桃溪繼續往下說。
“魏觀潮應該沒什么朋友,平日大部分時間待在是食緣社,有不少客人都認識他,覺得他是一個平易近人、很好說話的老板。反正我沒打聽到什么關于他的負面新聞。”
三只土撥鼠不知道哪里弄來的情報。
這么短的時間,還將這位魏老板的大致情況給摸清楚了。
甚至連人家在前戰隊的事都搞清楚了。
不管這些消息是真是假,這么短的時間,能獲得如此多的信息,也算是人才了。
桃溪搓了搓胳膊上沒有消退的雞皮疙瘩:“但就是這樣一個在別人口中‘性格好、脾氣好’的好人,卻在他的店里,搞了那么恐怖的一幕……人面獸心不過如此。”
桑圖深深反思:“我們還是不夠壞。”
“壞和禽獸還是有區別的!”桃溪一巴掌拍在桑圖腦袋上,“不準做禽獸!”
桑圖捂著腦袋:“我也沒說要當禽獸啊。”
今厭:“……”
你們沒事就變動物,那算什么?
“三姐,你說我們該怎么辦?要不要揭發他啊?”桃溪教訓完小弟,扭頭詢問今厭的意見。
他們從食緣社里出來,確實嚇得不輕,轉頭就奔今厭這里來了。
但他們也不敢敲門,怕吵到大佬睡覺,惹她生氣,所以才縮在門外等待天亮。
只要想到大佬就在他們身后的別墅里,即便隔著門,也有一定的安全感。
他們也沒想到,今厭會突然開門。
那一刻的救贖感,讓三人此刻回想起來,都還四肢發暖。
這哪里是大魔頭,這是周身圣光普照的圣人!
“你們不是想敲詐他。”今厭道,“食緣社應該賺了不少生存值,是個大戶。”
“這……我們以為他就是個普通的黑心商人啊。
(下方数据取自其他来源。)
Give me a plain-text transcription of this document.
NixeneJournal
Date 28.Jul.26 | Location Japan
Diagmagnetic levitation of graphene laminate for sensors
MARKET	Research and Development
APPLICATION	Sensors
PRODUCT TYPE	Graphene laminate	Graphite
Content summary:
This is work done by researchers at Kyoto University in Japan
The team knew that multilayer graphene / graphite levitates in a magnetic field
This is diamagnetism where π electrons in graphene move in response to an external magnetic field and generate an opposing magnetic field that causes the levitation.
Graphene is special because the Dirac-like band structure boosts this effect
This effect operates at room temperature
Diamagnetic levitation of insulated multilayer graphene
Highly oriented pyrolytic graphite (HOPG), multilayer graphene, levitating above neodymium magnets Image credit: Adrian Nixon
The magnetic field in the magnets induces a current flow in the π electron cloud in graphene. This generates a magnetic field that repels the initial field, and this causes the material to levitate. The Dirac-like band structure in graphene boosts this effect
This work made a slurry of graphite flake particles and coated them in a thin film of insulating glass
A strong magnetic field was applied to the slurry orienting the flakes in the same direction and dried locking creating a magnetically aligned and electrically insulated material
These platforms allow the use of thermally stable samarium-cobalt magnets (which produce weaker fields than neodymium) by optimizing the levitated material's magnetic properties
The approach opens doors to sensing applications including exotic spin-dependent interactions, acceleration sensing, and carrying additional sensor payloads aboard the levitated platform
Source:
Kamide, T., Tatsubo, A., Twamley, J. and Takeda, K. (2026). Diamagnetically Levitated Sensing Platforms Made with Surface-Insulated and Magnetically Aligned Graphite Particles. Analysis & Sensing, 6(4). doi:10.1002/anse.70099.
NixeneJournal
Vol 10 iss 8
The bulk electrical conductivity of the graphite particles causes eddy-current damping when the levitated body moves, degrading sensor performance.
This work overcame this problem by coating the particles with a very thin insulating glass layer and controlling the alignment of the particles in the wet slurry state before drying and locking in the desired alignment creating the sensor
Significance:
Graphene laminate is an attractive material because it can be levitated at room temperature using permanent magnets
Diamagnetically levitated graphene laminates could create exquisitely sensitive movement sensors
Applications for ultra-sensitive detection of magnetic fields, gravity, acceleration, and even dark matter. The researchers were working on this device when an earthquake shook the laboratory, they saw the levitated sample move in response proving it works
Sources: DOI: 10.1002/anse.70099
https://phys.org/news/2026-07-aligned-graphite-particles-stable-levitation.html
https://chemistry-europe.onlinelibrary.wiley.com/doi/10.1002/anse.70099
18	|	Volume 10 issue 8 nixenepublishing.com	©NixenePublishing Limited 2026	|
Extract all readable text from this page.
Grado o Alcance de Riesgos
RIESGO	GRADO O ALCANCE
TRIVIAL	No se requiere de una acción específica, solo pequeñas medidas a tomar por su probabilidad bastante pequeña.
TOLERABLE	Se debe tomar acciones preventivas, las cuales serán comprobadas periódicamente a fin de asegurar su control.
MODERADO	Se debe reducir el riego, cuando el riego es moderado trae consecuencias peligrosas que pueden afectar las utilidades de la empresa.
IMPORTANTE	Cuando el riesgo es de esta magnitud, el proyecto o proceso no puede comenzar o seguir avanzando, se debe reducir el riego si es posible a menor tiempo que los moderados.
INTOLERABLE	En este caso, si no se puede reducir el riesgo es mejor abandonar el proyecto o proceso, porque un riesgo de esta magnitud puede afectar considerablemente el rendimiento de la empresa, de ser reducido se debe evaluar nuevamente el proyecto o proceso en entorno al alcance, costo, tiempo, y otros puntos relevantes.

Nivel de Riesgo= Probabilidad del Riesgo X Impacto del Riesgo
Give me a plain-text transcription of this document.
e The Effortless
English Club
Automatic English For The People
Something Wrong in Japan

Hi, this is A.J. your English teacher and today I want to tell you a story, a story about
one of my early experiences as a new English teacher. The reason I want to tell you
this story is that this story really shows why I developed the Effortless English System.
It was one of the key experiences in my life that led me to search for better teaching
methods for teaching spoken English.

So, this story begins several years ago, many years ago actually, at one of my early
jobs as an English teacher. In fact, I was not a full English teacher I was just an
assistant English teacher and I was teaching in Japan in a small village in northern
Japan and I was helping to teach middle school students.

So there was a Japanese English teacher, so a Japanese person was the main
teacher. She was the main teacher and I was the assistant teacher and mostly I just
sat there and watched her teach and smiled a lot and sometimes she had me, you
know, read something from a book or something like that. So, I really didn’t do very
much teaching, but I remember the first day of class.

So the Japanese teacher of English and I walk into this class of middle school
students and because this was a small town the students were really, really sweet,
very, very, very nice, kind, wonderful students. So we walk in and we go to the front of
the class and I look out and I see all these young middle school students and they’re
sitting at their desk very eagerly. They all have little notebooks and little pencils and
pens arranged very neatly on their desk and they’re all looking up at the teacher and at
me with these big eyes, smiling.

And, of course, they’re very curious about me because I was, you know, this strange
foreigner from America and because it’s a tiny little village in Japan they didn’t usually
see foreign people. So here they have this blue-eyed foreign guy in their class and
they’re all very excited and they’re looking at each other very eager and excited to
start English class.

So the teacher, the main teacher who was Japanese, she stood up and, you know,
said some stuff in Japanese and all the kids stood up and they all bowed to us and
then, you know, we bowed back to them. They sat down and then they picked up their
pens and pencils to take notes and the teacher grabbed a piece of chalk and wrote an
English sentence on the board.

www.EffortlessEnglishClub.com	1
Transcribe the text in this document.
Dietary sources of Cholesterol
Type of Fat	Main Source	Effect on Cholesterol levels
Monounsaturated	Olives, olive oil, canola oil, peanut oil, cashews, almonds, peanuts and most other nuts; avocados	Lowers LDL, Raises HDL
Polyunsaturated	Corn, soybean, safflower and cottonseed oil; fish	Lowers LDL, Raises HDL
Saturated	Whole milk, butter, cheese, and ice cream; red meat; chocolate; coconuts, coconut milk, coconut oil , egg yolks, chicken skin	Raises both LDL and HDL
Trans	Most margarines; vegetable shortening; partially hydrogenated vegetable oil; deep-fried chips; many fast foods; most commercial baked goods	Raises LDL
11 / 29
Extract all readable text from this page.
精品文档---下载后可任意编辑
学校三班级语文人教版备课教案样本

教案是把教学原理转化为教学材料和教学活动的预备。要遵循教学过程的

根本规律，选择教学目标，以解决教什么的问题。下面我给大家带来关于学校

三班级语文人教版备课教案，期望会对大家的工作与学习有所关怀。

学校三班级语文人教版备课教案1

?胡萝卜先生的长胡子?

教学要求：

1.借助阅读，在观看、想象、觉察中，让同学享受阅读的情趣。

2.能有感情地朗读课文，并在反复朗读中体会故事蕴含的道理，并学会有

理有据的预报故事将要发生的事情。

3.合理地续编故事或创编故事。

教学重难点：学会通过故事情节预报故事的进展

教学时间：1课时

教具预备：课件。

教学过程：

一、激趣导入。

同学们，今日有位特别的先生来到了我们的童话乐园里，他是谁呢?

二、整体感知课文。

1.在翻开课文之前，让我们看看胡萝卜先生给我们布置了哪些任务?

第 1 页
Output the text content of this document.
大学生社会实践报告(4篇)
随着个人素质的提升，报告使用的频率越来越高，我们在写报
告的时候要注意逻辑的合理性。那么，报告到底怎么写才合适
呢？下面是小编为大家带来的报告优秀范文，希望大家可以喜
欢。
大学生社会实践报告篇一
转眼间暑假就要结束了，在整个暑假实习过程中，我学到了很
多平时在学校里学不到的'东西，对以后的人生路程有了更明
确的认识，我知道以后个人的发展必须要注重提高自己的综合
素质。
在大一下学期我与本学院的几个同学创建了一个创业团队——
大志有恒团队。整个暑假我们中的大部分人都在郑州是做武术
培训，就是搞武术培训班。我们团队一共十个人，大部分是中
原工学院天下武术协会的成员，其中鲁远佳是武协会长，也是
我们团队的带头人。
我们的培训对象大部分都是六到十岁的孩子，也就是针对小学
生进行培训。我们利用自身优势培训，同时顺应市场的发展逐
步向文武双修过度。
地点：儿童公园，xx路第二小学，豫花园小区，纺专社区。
”桃溪苦著臉,“幸好我們沒有直接動手,不然現在被宰的還不知道是誰呢。”
桑圖和辛時顯然也沒什么好想法,都不說相聲了。
“你們確定魏觀潮不會發現你們?”
桃溪不太確定:“我們進去后基本沒動什么東西,噴了隱藏氣息的藥劑、開了屏蔽儀、覆蓋了場景畫面無法回溯,也沒有觸發任何警報,應該不會吧……”
今厭:“……”
干特工呢!
要是這樣還被發現,那就是他們運氣太差,魏觀潮太強了。
今厭起身:“那就睡覺吧。”
天大的事,也大不過睡覺。
今厭可不想大晚上為了一個飯店的老板瞎折騰。
“啊?”
三鼠懵逼。
睡覺?他們怎么睡得著啊!!
“樓上有房間,你們隨意。”今厭丟下這句話,直接上樓去了。
三人站在明晃晃的客廳,心情又開始蕩漾起來,默契、無聲的相互擊掌。
大佬留他們過夜啊!
在大佬的別墅里過夜耶!
什么魏觀潮,什么食緣社,不重要!
高興歸高興,三人還是沒有上樓,就在客廳里將就休息。
大清早的,桑圖就出門買了食材回來,和桃溪在廚房里一通折騰。
等今厭起來,餐桌上已經擺上了熱騰騰、整整齊齊的早餐——連盤子的花紋都朝著一個方向。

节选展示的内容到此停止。